Why Overseas Shipholding Shares Are Rocketing Premarket Monday
Overseas Shipholding Group, Inc. (NYSE:OSG) shares are trading higher after the company announced it entered into a definitive merger agreement to be acquired by Saltchuk Resources.
The transaction is valued at an aggregate equity value of around $653 million and a total transaction value of $950 million.
As per the terms, Saltchuk will commence a tender offer to fully acquire Overseas Shipholding it does not already own for $8.50 per share in cash.
The purchase price represents a 61% premium to Overseas Shipholding’s 30-day volume-weighted average price on January 26, 2024, the last day of trading before Saltchuk disclosed its non-binding indication of interest, as well as a 44% premium to the January 26 closing price of OSG’s shares and a 36% premium to Saltchuk’s initial indicative price of $6.25 per share.
The closing of the tender offer, which is subject to customary closing conditions, is expected to close in the next few months.
Post deal closure, Overseas Shipholding will operate as a standalone business unit within Saltchuk.
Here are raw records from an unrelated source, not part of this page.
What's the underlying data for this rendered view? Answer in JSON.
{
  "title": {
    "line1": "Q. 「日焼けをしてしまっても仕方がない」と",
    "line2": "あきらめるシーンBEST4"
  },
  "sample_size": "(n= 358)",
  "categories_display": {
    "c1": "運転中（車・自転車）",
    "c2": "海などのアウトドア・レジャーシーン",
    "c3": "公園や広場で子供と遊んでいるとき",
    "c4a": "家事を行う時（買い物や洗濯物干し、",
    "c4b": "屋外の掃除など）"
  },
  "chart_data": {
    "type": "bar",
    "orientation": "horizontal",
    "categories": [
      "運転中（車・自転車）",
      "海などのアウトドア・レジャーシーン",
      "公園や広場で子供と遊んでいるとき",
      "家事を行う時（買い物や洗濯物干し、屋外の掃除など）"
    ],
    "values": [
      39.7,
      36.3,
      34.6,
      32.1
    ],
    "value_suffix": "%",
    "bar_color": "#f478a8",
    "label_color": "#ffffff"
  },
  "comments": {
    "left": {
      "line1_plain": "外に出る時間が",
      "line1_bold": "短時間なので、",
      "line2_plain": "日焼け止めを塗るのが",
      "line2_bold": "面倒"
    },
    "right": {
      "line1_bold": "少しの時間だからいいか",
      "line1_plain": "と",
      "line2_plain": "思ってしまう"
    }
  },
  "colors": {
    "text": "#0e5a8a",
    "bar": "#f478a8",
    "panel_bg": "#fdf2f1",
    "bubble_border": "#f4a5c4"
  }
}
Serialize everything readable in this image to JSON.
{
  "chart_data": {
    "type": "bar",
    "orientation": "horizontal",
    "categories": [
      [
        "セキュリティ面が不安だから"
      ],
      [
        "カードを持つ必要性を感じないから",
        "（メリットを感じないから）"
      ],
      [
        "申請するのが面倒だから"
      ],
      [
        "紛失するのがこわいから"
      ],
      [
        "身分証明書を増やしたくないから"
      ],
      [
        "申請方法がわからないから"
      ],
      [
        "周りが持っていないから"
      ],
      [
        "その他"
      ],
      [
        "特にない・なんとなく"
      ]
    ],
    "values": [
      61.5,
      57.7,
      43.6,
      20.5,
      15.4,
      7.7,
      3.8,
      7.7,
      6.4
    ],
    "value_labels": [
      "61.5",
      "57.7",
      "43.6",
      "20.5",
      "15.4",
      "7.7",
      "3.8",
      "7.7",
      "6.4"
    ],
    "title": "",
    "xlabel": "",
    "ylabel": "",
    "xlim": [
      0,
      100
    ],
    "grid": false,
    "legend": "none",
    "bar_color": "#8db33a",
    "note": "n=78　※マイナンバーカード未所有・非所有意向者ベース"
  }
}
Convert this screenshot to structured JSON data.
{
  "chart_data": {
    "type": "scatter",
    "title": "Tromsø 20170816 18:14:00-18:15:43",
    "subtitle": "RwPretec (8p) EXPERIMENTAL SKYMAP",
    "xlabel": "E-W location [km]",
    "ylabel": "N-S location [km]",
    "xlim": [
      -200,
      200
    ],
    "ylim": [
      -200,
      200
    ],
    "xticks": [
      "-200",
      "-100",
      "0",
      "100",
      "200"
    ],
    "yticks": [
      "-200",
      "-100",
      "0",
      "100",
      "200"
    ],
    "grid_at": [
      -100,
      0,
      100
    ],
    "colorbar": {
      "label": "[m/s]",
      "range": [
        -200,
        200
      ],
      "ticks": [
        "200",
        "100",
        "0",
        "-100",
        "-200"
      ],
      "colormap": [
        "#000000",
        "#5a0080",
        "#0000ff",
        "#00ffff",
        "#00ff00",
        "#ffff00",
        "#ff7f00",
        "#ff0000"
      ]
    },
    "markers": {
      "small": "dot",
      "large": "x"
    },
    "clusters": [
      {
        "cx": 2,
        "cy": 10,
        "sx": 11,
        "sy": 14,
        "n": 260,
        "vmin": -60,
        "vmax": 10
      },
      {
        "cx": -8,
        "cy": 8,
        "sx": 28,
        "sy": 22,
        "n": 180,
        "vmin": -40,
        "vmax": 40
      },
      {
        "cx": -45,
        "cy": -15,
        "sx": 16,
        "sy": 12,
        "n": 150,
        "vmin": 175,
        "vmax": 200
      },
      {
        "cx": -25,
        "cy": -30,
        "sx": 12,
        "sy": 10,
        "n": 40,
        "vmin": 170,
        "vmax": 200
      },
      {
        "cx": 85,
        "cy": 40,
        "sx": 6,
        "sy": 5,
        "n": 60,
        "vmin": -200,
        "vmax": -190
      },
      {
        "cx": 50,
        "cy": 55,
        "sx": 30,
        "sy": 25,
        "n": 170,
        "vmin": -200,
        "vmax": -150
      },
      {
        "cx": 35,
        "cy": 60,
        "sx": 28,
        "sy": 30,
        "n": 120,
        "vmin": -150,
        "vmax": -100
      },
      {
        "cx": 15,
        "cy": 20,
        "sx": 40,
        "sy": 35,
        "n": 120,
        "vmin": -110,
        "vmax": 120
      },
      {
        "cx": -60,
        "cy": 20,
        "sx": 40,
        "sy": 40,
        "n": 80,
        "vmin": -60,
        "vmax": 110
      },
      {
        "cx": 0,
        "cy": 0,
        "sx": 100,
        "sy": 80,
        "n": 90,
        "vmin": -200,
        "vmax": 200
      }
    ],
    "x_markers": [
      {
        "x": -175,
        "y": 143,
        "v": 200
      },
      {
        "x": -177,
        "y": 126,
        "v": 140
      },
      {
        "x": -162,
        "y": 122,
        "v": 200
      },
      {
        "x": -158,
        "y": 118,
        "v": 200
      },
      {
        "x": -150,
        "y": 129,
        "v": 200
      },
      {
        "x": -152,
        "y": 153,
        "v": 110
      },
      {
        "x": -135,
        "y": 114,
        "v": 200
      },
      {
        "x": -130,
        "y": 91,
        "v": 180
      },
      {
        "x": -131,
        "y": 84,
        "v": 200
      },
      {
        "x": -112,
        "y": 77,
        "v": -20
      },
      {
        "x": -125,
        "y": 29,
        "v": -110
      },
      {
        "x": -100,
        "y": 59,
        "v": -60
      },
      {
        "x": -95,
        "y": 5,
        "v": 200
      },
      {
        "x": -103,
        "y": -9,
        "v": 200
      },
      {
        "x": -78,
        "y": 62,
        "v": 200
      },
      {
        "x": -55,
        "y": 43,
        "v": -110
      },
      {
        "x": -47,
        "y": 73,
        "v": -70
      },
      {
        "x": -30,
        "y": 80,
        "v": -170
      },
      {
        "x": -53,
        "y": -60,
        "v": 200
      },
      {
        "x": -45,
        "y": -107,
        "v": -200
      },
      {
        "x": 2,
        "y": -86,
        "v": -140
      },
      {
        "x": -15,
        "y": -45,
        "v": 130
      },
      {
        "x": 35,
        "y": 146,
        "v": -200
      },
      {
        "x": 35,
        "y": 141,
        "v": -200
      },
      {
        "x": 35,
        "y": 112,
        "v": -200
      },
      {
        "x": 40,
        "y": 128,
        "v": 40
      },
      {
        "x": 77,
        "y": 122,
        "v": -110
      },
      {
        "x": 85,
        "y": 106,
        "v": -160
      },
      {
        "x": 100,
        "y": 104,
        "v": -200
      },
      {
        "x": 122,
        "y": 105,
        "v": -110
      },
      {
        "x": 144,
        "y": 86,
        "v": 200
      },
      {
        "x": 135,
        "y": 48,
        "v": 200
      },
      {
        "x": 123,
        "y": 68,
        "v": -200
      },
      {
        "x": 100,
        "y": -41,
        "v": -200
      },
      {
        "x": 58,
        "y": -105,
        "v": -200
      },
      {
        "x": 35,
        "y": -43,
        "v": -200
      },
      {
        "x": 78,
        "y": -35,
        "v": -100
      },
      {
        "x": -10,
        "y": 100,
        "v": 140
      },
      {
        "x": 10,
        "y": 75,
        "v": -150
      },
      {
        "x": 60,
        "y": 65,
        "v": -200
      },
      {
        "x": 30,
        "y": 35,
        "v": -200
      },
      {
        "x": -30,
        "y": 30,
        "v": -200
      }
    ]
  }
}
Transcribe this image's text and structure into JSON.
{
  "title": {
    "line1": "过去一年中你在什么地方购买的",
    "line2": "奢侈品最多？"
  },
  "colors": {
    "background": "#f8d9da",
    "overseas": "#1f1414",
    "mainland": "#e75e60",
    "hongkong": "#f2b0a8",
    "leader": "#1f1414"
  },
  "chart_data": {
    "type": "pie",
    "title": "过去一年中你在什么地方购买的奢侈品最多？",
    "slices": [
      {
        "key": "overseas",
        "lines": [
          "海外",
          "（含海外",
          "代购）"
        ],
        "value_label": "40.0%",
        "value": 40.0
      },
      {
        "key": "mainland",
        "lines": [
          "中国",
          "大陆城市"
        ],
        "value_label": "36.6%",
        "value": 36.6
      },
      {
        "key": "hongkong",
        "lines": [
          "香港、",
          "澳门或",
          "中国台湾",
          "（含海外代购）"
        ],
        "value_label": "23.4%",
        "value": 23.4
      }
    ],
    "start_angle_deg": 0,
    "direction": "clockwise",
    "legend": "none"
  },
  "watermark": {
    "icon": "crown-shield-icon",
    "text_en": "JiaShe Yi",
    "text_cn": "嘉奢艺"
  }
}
Sam Norton, OSG’s President and Chief Executive Officer, said, “We are excited to enter into this new chapter together with Saltchuk, which has been a significant shareholder of OSG over the past several years and has a close understanding of our business.”
“Saltchuk’s operating companies have distinguished themselves in their respective segments, and this transaction partners us with an organization that shares our values and focus on customers. We are thrilled to soon join the Saltchuk family of companies.”
Price Action: OSG shares are up 22.6% at $8.41 premarket at the last check Monday.